Maternal anxiety about the child’s T1D risk, the accuracy of the mother’s perception of the child’s T1D risk, and the mother’s belief that something can be done to reduce their child’s T1D risk was assessed using a questionnaire, administered at the child-age 6 months and 15-month visits and annually thereafter. In the current analysis, we used data collected at the first annual (child-age 15 months) visit. If data were missing at the 15-month visit, data from the questionnaire completed at the child-age 6-month visit were used. Maternal anxiety about the child’s T1D risk is measured by a 6-item short form [15] of the state anxiety component of the State Trait Anxiety Inventory (STAI)1 [16]. The 6-item short form has been used to measure parental anxiety in numerous T1D screening studies [15, 17–19]. Parents are asked to respond to the following question: “When you think about your child’s risk for developing diabetes, you feel”: followed by three anxiety absent and three anxiety present items. The score from the short 6-item State Anxiety Inventory (SAI) was converted into the original 20-item score [15]. The SAI is reliable in this study population (α = 0.90 for the child-age 15-month questionnaire). The measure appears stable between the child-age 6- and 15-month assessments (r = 0.74).
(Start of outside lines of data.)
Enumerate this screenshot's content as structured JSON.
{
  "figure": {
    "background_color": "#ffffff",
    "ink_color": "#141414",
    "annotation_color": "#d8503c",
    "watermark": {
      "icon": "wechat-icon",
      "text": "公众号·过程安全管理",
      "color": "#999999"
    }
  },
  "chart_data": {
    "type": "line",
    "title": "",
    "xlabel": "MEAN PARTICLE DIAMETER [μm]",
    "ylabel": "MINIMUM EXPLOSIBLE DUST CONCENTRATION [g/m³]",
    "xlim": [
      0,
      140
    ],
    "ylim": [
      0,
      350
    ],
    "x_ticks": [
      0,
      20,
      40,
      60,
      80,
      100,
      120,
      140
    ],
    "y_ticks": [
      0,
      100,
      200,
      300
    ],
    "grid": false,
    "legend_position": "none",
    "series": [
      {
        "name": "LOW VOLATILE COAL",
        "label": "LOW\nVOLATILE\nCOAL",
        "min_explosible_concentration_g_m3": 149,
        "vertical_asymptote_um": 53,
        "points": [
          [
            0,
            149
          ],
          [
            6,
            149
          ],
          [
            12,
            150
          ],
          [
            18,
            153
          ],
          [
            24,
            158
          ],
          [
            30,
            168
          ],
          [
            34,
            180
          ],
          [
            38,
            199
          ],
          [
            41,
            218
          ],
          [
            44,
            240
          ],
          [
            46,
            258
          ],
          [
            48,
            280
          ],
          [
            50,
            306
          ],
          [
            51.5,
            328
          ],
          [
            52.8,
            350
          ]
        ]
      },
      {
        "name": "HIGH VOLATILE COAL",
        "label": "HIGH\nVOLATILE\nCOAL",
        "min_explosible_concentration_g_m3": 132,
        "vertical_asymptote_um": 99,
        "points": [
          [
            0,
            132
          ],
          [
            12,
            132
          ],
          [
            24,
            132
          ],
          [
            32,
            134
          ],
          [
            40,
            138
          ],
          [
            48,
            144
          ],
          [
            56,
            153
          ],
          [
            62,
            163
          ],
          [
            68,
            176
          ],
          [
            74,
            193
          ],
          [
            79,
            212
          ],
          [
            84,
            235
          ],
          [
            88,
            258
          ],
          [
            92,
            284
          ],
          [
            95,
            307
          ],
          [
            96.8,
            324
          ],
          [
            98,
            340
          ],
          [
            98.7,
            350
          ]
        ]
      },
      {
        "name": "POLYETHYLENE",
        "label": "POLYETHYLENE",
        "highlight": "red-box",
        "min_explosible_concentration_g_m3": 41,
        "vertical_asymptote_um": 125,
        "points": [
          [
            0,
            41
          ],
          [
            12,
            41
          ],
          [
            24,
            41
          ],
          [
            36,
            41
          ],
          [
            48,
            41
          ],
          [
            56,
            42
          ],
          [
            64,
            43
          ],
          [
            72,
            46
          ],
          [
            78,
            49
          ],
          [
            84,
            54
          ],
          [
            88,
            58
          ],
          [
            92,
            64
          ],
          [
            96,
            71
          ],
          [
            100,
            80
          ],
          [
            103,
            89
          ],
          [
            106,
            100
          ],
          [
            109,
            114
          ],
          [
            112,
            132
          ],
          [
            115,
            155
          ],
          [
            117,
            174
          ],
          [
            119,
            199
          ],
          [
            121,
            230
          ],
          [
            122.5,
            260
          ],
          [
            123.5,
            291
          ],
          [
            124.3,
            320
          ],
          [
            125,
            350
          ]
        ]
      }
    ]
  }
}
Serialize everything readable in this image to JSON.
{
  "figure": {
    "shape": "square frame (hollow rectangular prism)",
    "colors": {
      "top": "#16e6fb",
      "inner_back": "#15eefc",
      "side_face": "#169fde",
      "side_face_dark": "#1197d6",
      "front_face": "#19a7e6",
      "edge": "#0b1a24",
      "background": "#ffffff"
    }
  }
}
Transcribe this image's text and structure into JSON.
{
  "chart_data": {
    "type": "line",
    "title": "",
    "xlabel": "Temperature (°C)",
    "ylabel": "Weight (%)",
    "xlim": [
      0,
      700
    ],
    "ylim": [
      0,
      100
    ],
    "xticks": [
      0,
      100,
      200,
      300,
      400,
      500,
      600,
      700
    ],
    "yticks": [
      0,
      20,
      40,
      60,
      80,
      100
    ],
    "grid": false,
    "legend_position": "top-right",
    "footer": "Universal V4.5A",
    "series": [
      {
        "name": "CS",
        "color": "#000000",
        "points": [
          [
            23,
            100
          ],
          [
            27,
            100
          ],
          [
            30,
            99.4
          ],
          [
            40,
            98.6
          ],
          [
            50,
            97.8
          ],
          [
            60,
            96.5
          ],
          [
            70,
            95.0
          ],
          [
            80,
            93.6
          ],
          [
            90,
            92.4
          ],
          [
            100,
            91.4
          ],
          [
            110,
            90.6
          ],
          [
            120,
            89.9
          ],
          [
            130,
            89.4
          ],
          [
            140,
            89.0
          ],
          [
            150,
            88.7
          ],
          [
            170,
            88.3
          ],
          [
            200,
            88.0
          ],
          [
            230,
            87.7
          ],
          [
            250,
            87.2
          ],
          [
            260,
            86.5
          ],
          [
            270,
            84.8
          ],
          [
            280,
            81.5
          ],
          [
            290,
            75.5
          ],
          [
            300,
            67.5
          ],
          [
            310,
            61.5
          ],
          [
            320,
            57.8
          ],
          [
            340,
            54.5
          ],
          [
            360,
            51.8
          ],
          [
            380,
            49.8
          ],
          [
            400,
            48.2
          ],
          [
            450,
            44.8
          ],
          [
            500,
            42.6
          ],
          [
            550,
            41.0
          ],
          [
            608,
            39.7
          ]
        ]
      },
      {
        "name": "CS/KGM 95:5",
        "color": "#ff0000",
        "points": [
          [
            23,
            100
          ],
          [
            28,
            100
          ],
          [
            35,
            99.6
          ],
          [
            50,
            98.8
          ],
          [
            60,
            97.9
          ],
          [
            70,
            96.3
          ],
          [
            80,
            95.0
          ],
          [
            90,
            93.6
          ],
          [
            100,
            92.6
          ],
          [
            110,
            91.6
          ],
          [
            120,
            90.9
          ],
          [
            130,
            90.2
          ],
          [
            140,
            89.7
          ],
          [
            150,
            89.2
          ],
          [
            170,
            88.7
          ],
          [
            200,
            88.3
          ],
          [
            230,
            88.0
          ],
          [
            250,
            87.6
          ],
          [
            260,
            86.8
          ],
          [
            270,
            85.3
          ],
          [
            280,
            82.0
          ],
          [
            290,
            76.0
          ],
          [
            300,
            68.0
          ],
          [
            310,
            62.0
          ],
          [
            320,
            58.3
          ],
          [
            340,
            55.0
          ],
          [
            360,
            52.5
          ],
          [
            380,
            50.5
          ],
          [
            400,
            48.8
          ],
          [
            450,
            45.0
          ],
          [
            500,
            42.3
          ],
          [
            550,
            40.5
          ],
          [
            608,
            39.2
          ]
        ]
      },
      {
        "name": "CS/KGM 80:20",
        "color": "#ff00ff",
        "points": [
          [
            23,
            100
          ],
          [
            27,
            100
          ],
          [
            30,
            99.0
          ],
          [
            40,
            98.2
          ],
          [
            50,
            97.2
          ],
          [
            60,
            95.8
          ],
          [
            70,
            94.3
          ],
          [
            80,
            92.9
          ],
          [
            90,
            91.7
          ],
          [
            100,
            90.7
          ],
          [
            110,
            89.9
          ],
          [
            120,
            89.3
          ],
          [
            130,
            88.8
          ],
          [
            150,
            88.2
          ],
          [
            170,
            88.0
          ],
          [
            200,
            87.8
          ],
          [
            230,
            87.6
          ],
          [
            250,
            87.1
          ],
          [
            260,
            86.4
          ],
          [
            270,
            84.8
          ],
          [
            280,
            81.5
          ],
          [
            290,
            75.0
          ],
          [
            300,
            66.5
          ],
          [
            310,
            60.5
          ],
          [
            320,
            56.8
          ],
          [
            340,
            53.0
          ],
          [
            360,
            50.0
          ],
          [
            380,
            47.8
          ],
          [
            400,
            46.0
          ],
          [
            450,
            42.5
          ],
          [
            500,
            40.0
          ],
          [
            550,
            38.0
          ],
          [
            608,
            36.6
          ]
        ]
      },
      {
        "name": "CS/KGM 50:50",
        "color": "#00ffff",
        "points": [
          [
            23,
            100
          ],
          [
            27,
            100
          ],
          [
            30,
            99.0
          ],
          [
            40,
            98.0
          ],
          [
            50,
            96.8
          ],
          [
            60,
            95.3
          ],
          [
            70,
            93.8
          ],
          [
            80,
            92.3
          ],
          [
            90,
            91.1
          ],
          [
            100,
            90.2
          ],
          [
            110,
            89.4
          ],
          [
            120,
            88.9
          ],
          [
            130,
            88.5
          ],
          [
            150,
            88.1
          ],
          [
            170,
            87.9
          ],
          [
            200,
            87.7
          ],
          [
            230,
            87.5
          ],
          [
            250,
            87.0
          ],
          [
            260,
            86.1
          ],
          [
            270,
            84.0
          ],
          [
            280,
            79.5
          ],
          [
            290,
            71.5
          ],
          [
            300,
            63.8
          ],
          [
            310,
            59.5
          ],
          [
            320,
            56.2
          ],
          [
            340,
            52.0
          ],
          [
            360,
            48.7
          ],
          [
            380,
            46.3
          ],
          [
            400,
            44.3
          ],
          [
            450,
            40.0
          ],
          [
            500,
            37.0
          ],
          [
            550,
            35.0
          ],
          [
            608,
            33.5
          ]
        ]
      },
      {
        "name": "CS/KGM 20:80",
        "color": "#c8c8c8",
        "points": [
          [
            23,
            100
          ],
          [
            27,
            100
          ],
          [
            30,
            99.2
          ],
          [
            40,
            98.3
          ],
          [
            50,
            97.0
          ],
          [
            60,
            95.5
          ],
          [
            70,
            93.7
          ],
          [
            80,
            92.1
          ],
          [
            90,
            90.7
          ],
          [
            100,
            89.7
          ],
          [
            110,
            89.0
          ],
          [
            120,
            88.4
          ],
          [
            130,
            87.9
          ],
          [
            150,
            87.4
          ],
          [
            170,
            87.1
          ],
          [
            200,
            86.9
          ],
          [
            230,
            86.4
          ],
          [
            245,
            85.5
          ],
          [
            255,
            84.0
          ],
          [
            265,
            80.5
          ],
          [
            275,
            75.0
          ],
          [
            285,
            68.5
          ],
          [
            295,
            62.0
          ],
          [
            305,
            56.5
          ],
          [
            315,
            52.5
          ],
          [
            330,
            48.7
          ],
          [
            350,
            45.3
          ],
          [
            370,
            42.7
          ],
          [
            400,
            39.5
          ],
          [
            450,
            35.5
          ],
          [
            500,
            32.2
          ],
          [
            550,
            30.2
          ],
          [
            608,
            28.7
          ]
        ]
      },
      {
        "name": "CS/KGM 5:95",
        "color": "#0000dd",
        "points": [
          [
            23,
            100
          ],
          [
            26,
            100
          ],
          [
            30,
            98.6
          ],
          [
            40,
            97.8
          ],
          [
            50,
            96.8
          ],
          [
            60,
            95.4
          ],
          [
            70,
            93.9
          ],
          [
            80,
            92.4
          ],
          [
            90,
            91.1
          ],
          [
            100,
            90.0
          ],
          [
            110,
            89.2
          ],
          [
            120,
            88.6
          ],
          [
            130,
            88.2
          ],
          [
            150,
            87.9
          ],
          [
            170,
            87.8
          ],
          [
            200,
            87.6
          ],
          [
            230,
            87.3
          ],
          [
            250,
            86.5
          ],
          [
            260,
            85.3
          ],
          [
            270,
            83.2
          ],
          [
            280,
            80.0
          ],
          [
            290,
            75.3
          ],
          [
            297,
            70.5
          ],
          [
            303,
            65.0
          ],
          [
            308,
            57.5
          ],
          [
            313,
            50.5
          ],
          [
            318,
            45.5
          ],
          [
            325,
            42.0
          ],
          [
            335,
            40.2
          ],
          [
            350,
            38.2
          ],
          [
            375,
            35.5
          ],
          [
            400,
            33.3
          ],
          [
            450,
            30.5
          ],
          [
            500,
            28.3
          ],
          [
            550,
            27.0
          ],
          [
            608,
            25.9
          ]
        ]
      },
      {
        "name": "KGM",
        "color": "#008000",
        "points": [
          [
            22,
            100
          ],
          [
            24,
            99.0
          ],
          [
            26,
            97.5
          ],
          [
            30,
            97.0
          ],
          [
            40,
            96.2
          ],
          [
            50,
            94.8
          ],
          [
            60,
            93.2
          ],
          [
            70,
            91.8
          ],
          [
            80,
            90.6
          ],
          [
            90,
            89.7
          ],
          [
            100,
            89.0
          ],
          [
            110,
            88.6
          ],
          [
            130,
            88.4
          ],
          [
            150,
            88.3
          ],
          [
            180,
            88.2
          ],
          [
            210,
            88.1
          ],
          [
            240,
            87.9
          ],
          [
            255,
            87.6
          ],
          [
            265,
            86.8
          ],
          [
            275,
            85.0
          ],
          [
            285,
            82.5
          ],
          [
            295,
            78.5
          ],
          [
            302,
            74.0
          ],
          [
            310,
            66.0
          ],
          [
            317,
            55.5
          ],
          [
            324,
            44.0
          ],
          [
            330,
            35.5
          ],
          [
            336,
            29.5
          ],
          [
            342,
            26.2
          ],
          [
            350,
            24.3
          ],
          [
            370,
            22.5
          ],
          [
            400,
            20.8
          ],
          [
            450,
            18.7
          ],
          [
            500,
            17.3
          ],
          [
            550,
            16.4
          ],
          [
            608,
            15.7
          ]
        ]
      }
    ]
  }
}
The accuracy of the mother’s perception of her child’s T1D risk was measured by the following question: “Compared to other children, do you think your child’s risk for developing diabetes is: Much lower, somewhat lower, about the same, somewhat higher, or much higher.” Mothers responding much higher or somewhat higher were considered accurate, all others as inaccurate. This measure has been used in previous studies with parents of children at risk for T1D [11, 12, 18, 20].
A mother’s belief that something can be done to reduce the child’s T1D risk was measured by two questions. “I can do something to reduce my child’s risk of developing diabetes” and “Medical professionals can do something to reduce my child’s risk of developing diabetes.” On a five-point (0–4) scale, mothers agreed or disagreed with the two statements and answers were combined, with higher scores indicating stronger belief that something can be done to reduce the risk of the child to developing the disease. Reliability estimates for this study population ranged from α = 0.66 on the child-age 15-month questionnaire to α = 0.71 on the child-age 6-month questionnaire. The measure has been used in previous studies with parents of children at risk for T1D [11, 12, 21].